We can now call it with new pairs of questions, for example:

predict_question_pairs(
  model,
  tokenizer,
  "What's R programming?",
  "What's R in programming?"
)
[1] 0.9784008

Prediction is quite fast (~40 milliseconds).

Deploying the model

To demonstrate deployment of the trained model, we created a simple Shiny application, where
you can paste 2 questions from Quora and find the probability of them being duplicated. Try changing the questions below or entering two entirely different questions.

The shiny application can be found at https://jjallaire.shinyapps.io/shiny-quora/ and it’s source code at https://github.com/dfalbel/shiny-quora-question-pairs.
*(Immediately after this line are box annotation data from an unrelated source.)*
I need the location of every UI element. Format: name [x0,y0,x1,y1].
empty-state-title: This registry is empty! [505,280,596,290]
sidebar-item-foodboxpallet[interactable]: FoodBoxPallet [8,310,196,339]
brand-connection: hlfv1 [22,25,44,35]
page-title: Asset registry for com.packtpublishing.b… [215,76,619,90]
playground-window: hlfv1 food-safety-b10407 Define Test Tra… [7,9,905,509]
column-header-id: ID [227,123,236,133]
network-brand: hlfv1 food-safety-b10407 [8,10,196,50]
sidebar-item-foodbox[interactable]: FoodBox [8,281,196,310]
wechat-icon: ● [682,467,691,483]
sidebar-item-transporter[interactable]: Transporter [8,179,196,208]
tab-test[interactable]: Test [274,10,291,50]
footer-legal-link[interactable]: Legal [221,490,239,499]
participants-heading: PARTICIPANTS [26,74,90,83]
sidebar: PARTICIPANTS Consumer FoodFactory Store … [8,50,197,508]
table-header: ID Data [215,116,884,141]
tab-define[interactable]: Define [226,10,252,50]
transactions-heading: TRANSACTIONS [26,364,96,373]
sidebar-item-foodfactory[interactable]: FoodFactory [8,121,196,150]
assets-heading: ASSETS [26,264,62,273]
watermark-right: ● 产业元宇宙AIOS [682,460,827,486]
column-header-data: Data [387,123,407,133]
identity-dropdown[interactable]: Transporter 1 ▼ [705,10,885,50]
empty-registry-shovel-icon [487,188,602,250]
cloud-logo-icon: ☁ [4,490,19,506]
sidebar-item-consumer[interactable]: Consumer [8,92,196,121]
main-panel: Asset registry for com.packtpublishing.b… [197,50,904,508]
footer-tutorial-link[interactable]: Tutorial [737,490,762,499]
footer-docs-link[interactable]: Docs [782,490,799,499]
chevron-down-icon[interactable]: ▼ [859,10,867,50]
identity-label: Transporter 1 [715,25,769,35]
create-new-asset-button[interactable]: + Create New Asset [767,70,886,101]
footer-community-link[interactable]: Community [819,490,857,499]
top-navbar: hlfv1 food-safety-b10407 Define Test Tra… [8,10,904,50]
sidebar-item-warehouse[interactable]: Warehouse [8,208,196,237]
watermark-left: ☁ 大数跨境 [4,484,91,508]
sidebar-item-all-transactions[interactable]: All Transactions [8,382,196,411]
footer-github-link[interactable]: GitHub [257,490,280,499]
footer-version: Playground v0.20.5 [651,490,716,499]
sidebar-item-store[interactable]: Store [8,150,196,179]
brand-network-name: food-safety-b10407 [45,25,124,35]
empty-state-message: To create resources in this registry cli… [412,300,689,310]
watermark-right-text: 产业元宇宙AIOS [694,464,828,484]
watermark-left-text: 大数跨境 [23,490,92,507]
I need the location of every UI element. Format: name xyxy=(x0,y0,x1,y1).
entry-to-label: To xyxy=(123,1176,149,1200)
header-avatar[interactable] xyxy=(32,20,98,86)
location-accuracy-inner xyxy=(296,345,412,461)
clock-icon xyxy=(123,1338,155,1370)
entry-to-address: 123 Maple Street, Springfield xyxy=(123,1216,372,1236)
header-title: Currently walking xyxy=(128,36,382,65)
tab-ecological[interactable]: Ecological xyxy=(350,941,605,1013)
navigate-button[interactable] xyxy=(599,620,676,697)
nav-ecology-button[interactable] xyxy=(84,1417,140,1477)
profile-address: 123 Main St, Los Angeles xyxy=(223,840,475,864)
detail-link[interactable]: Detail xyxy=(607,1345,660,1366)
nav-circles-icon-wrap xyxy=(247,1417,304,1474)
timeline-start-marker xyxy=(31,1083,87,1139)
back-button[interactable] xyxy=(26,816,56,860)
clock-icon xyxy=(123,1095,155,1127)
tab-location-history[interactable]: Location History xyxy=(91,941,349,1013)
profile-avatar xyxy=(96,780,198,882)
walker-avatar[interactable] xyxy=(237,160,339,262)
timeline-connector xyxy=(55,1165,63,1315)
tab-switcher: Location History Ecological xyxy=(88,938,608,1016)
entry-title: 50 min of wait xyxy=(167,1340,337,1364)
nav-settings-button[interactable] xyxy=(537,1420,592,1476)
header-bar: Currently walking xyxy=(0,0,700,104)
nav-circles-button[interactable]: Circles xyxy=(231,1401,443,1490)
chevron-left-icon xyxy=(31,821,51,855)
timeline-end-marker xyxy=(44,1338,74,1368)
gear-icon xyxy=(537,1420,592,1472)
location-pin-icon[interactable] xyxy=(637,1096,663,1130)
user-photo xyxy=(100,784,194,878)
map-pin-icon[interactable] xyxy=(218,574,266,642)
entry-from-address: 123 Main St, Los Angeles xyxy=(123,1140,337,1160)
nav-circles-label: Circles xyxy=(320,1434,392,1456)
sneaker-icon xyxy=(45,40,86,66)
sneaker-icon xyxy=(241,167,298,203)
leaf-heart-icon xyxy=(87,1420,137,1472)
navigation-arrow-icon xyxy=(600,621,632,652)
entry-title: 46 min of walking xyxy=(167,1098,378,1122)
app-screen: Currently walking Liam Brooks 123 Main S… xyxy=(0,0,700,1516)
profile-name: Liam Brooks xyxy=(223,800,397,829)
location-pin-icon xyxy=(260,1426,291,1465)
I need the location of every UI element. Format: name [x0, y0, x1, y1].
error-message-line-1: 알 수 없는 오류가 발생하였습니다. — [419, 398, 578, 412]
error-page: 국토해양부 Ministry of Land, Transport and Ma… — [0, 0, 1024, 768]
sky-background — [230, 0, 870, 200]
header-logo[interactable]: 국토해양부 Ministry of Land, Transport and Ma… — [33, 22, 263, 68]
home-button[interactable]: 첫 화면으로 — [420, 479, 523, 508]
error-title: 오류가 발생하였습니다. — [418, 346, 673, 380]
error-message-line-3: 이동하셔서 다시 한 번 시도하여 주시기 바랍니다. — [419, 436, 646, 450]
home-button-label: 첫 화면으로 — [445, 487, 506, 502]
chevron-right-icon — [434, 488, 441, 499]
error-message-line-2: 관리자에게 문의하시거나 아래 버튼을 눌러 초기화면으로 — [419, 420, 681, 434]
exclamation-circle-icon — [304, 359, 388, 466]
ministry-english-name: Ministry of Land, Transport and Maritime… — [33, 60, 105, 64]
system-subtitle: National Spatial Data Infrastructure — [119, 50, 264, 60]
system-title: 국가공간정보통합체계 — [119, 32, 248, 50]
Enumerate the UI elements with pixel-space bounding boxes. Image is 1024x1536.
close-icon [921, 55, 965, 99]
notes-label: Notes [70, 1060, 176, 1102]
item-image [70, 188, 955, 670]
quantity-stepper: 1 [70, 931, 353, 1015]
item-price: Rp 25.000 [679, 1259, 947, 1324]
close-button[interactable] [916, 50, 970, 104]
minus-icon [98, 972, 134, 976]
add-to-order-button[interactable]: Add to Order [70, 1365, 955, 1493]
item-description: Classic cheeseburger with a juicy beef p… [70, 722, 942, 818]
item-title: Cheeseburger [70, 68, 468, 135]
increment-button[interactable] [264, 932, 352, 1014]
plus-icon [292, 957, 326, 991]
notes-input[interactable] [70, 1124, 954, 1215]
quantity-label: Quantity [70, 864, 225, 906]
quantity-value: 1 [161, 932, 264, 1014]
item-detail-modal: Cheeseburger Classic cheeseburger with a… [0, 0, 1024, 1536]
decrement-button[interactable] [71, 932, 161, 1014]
Note that when deploying a Keras model you only need to load the previously saved model file and tokenizer (no training data or model training steps are required).

Wrapping up

  • We trained a Siamese LSTM that gives us reasonable accuracy (84%). Quora’s state of the art is 87%.
  • We can improve our model by using pre-trained word embeddings on larger datasets. For example, try using what’s described in this example. Quora uses their own complete corpus to train the word embeddings.
  • After training we deployed our model as a Shiny application which given two Quora questions calculates the probability of their being duplicates.